Nuits de paresse: The Shield ou les malheurs de la virtu

4.24.2007

The Shield ou les malheurs de la virtu

Ouais ! C’est ma série. Sixième saison, on est en plein dedans. Un commissariat tout pourri dans Farmington, un quartier malfamé de Los Angeles, un latino qui reprend une équipe en plein désarrois, un groupe d’intervention musclé commandé par un flic qui fait son biz avec les mafias locales. Ce caïd c’est le cœur de la série. Si bien que l’acteur qui le joue en est devenu le producteur (Michaël Chiklis, la Chose dans le minable « Les Quatre Fantastiques »). Parce que le personnage est bon, très bon. Et l’acteur a ses moments. Et puis y’a un vrai climat, des histoires croisées, des gars pas nets, des gonzesses parfois flippantes. Glenn Closed débarque, saison trois, dans cet univers sordide en remplacement du précédent commissaire, un latino vérolé prêt à tout pour un poil de pouvoir. Et saison quatre, Forrest Whitaker explose tout, dès qu’il apparaît, l’ambiance déjà bien malsaine devient irrespirable.

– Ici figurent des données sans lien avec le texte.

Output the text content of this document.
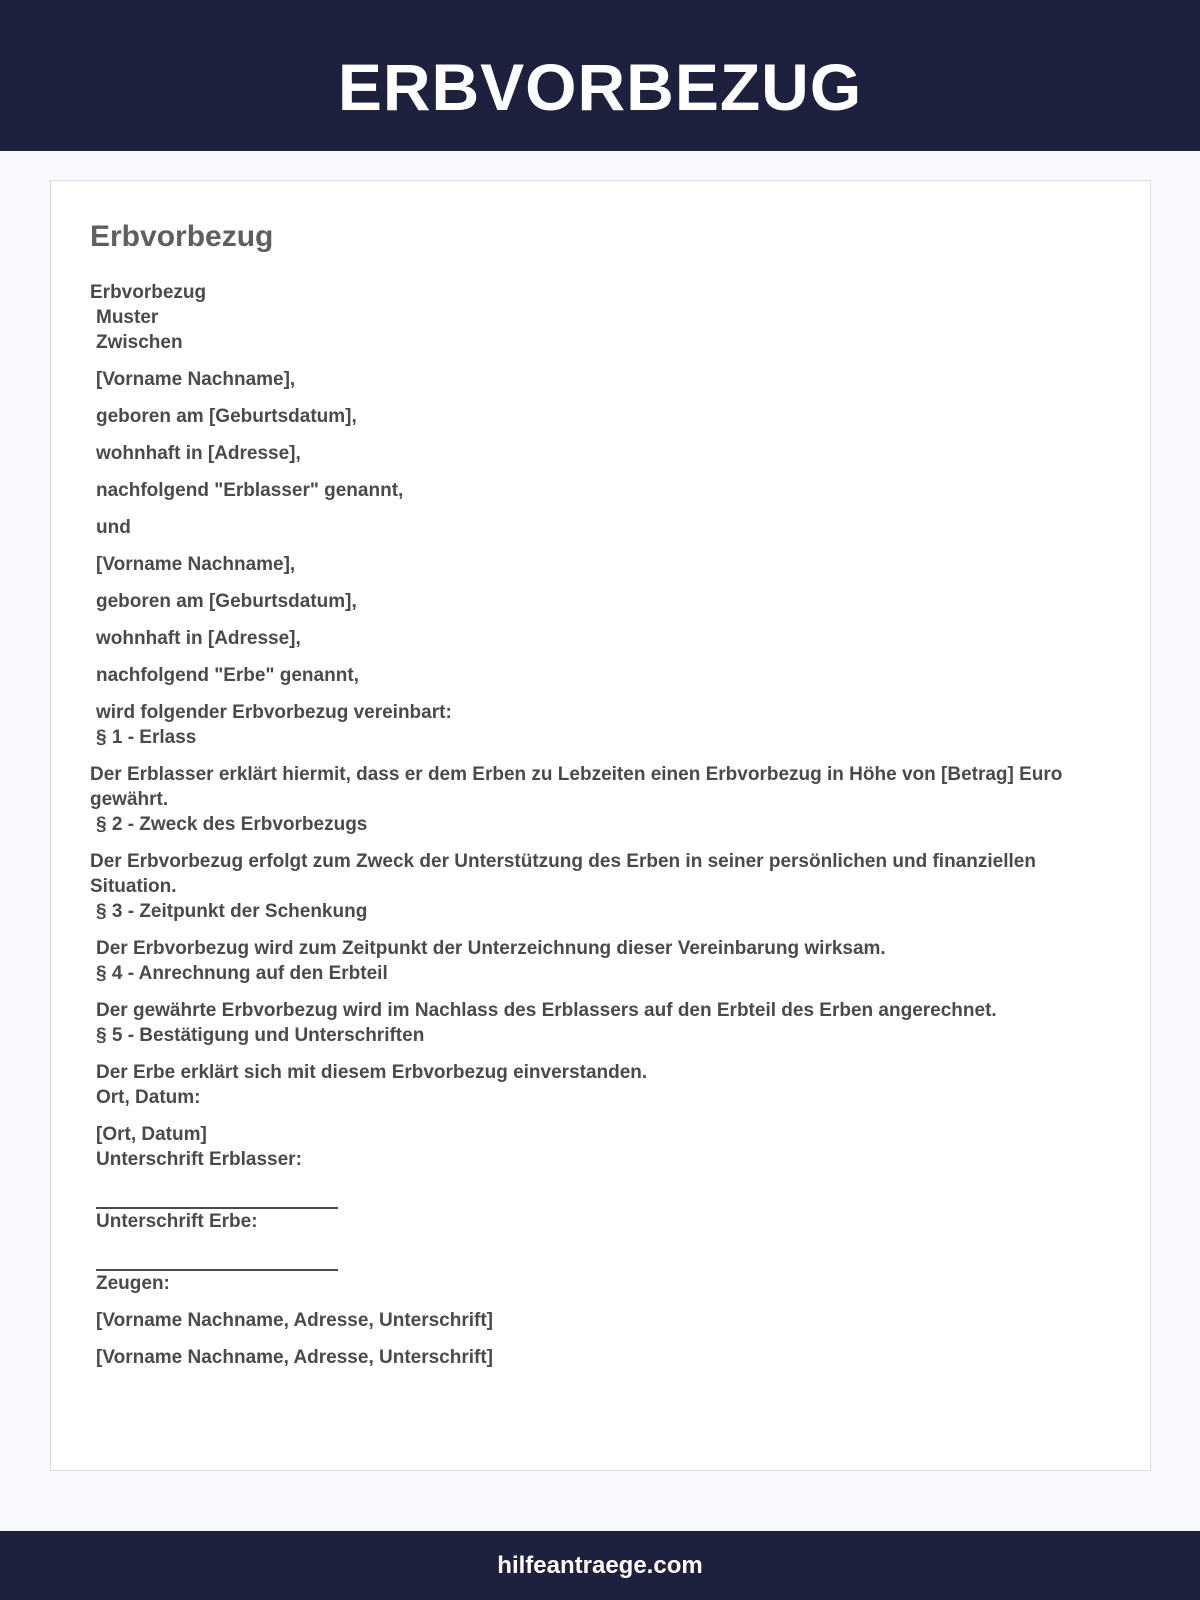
ERBVORBEZUG
Erbvorbezug
Erbvorbezug
Muster
Zwischen
[Vorname Nachname],
geboren am [Geburtsdatum],
wohnhaft in [Adresse],
nachfolgend "Erblasser" genannt,
und
[Vorname Nachname],
geboren am [Geburtsdatum],
wohnhaft in [Adresse],
nachfolgend "Erbe" genannt,
wird folgender Erbvorbezug vereinbart:
§ 1 - Erlass
Der Erblasser erklärt hiermit, dass er dem Erben zu Lebzeiten einen Erbvorbezug in Höhe von [Betrag] Euro gewährt.
§ 2 - Zweck des Erbvorbezugs
Der Erbvorbezug erfolgt zum Zweck der Unterstützung des Erben in seiner persönlichen und finanziellen Situation.
§ 3 - Zeitpunkt der Schenkung
Der Erbvorbezug wird zum Zeitpunkt der Unterzeichnung dieser Vereinbarung wirksam.
§ 4 - Anrechnung auf den Erbteil
Der gewährte Erbvorbezug wird im Nachlass des Erblassers auf den Erbteil des Erben angerechnet.
§ 5 - Bestätigung und Unterschriften
Der Erbe erklärt sich mit diesem Erbvorbezug einverstanden.
Ort, Datum:
[Ort, Datum]
Unterschrift Erblasser:
Unterschrift Erbe:
Zeugen:
[Vorname Nachname, Adresse, Unterschrift]
[Vorname Nachname, Adresse, Unterschrift]
hilfeantraege.com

Ça fait du bien de voir une série sans complexes, qui ne fait pas la morale mais qui tente d’apporter un peu de nouveauté au genre. Une série sombre dont on sait que nul ne sortira indemne. Y’a pas d’espoir là-dedans, juste s’en sortir le moins mal possible. L’Amérique de Bush-Reagan ? On est dedans, mais à aucun moment ses valeurs ne sont mises en avant. C’est l’Amérique du fond du puits. Dans cette Amérique, entrer dans un hôpital c’est faire un crochet sur la route du cimetière, seuls les plus forts peuvent s’en sortir, mais uniquement sur le dos des plus faibles. Y’a parfois une petite loupiotte au fond, un bout du tunnel qui apparaît. C’est pas trop clair, mais on peut y arriver, un peu cradingue, pas trop fier de soi, mais ça reste possible.

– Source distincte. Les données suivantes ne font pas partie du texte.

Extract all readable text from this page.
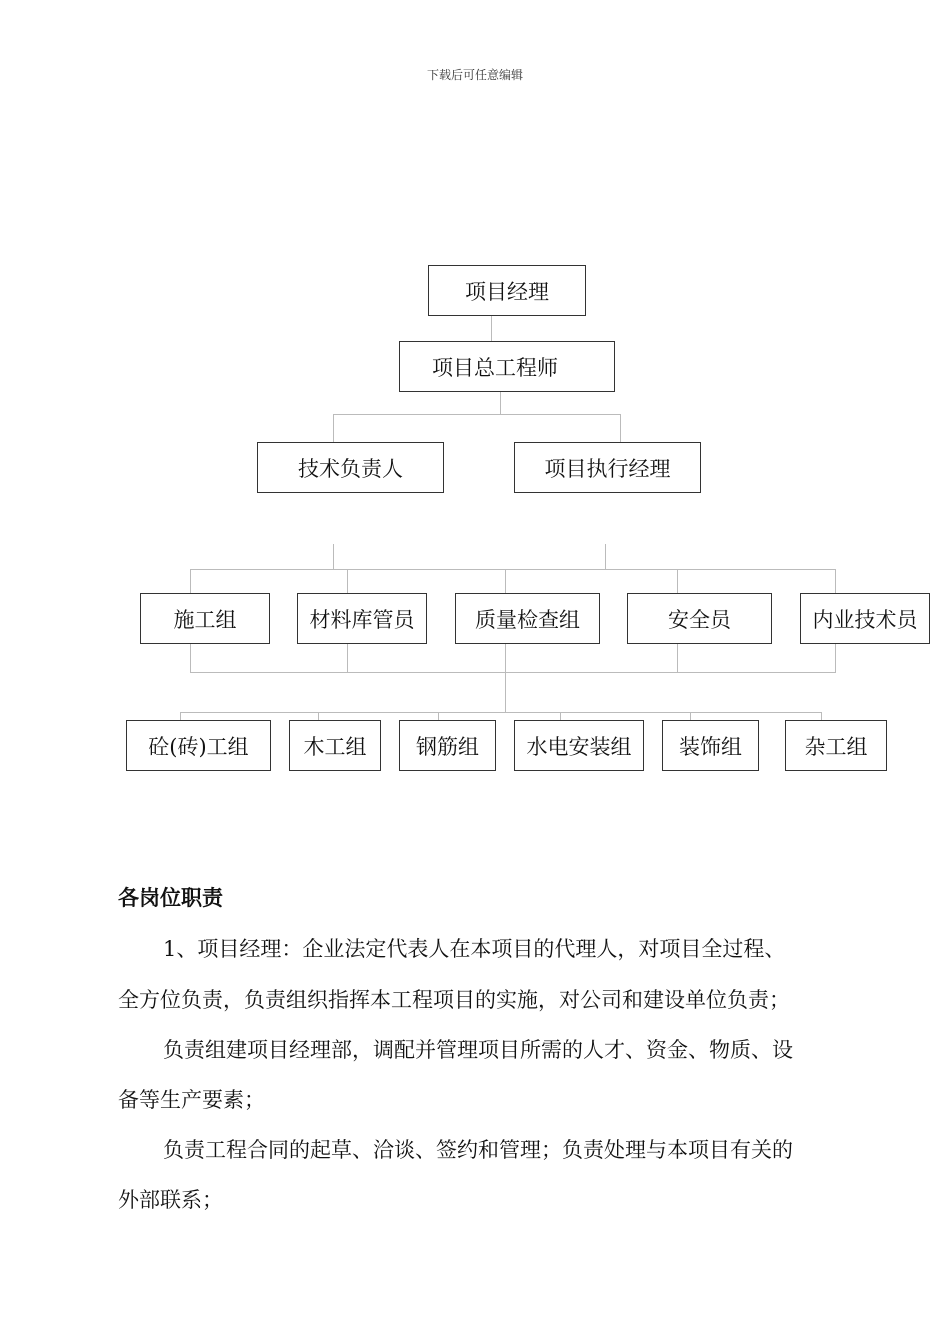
下载后可任意编辑
项目经理
项目总工程师
技术负责人	项目执行经理
施工组	材料库管员	质量检查组	安全员	内业技术员
砼(砖)工组	木工组	钢筋组	水电安装组	装饰组	杂工组
各岗位职责
1、项目经理：企业法定代表人在本项目的代理人，对项目全过程、
全方位负责，负责组织指挥本工程项目的实施，对公司和建设单位负责；
负责组建项目经理部，调配并管理项目所需的人才、资金、物质、设
备等生产要素；
负责工程合同的起草、洽谈、签约和管理；负责处理与本项目有关的
外部联系；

Tu peux compter sur ta force, mais seul, ça sert à rien, le courant est trop fort, faut s’y mettre à plusieurs. Le mariage ? Rien à attendre de ce côté, le seul couple qui résiste est infréquentable et sent le soufre. Le boulot ? Un vrai coupe-gorge, une usine d’équarrissage, et même les plus vertueux ont toujours les pieds dans la merde. Alors être un surhomme ? Même pas, mais ça aurait pu marcher, on est parfois à la limite d’y arriver, mais arriver à quoi ? C’est la solitude au bout du tunnel, la vraie. L’amitié ? Bingo ! La seule chose qui arrive à sauver les personnages de cette série, c’est la force de l’amitié, un lien puissant, incorruptible, ou presque, car quand on oublie ça, on sombre, et là, c’est le drame.

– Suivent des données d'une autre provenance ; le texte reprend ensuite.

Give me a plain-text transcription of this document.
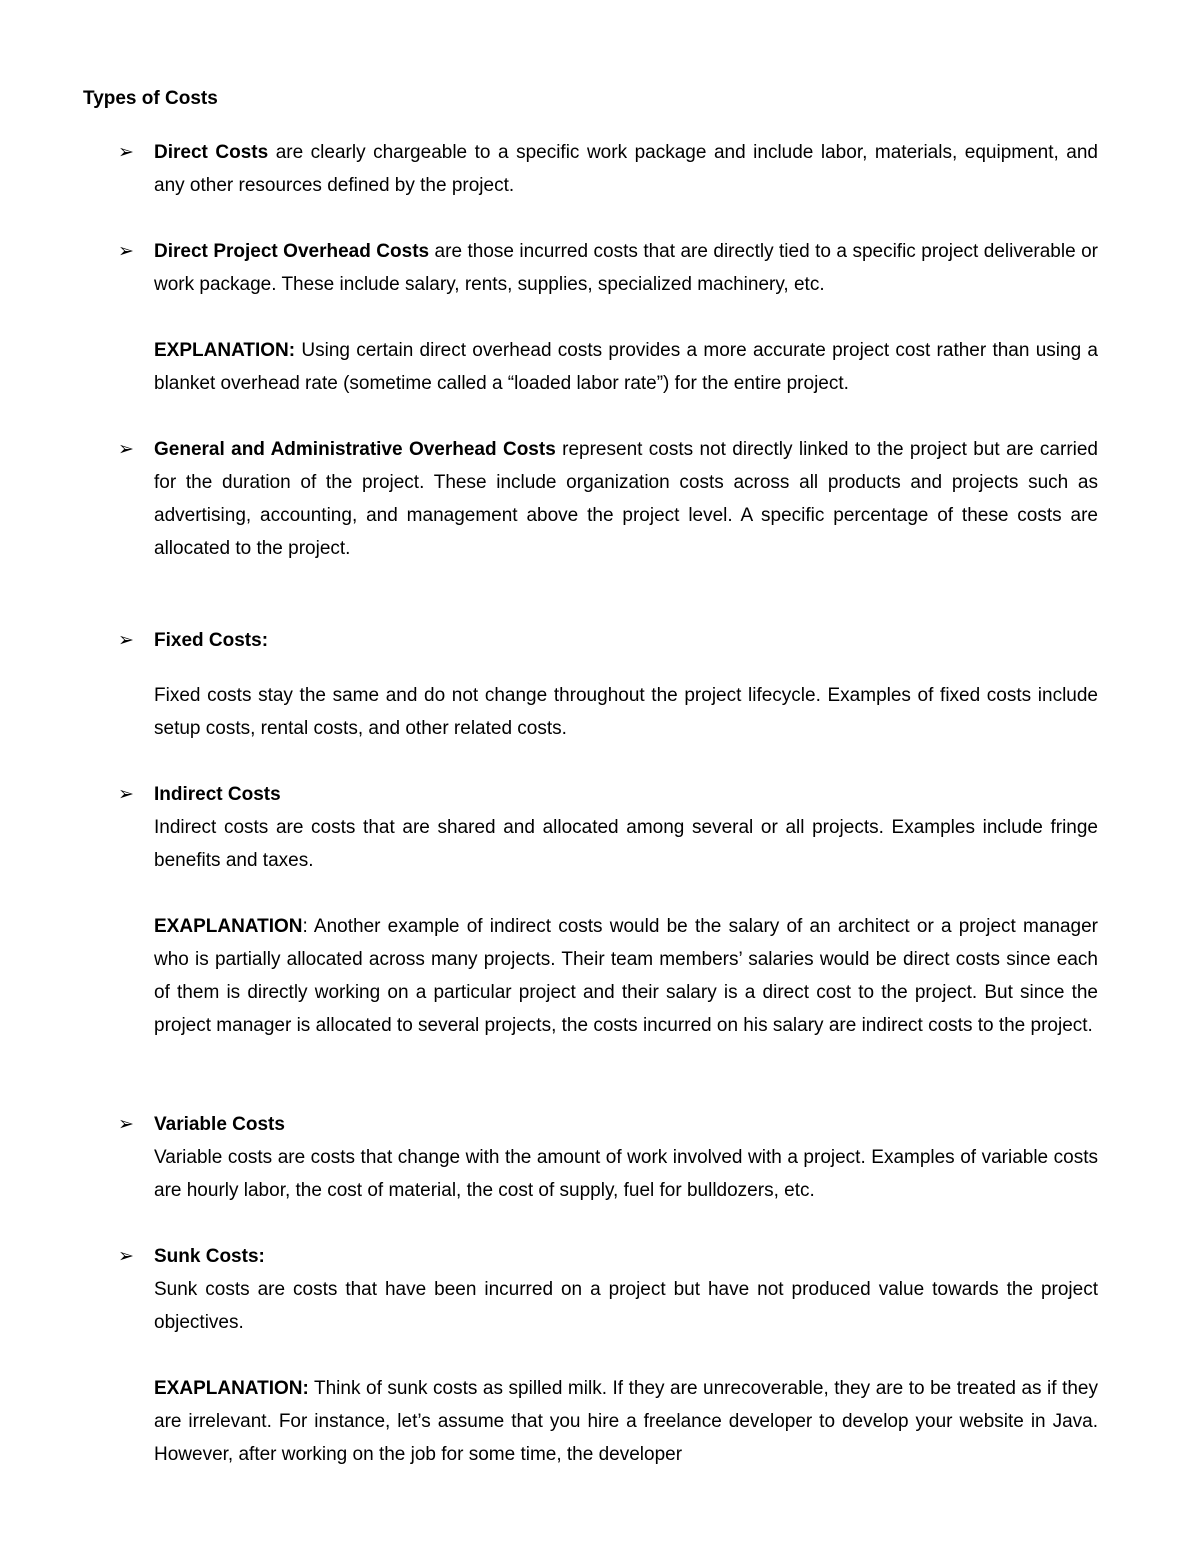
Types of Costs
➢ Direct Costs are clearly chargeable to a specific work package and include labor, materials, equipment, and any other resources defined by the project.

➢ Direct Project Overhead Costs are those incurred costs that are directly tied to a specific project deliverable or work package. These include salary, rents, supplies, specialized machinery, etc.

EXPLANATION: Using certain direct overhead costs provides a more accurate project cost rather than using a blanket overhead rate (sometime called a “loaded labor rate”) for the entire project.

➢ General and Administrative Overhead Costs represent costs not directly linked to the project but are carried for the duration of the project. These include organization costs across all products and projects such as advertising, accounting, and management above the project level. A specific percentage of these costs are allocated to the project.

➢ Fixed Costs:

Fixed costs stay the same and do not change throughout the project lifecycle. Examples of fixed costs include setup costs, rental costs, and other related costs.

➢ Indirect Costs

Indirect costs are costs that are shared and allocated among several or all projects. Examples include fringe benefits and taxes.

EXAPLANATION: Another example of indirect costs would be the salary of an architect or a project manager who is partially allocated across many projects. Their team members’ salaries would be direct costs since each of them is directly working on a particular project and their salary is a direct cost to the project. But since the project manager is allocated to several projects, the costs incurred on his salary are indirect costs to the project.

➢ Variable Costs

Variable costs are costs that change with the amount of work involved with a project. Examples of variable costs are hourly labor, the cost of material, the cost of supply, fuel for bulldozers, etc.

➢ Sunk Costs:

Sunk costs are costs that have been incurred on a project but have not produced value towards the project objectives.

EXAPLANATION: Think of sunk costs as spilled milk. If they are unrecoverable, they are to be treated as if they are irrelevant. For instance, let’s assume that you hire a freelance developer to develop your website in Java. However, after working on the job for some time, the developer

The Shield est filmé caméra sur l’épaule, avec des angles parfois très cavaliers, un peu comme dans la série néo-fasciste « NYPD Blues », mais avec beaucoup plus de talent. Le spectateur est dans tous les drames, immergé, impossible de s’en sortir, la distance est presque nulle, je dis presque parce qu’avec le temps, on s’y fait, on gagne en distance, la force de l’habitude. Mais le réa est un petit malin, il invente constamment, et parfois ça devient une série de « Héhé ! Tu l’avais pas vue venir celle-là ? », la caméra devient un acteur du récit, elle est elle-même écrite, c’est un personnage à part entière. Et ça, c’est très fort.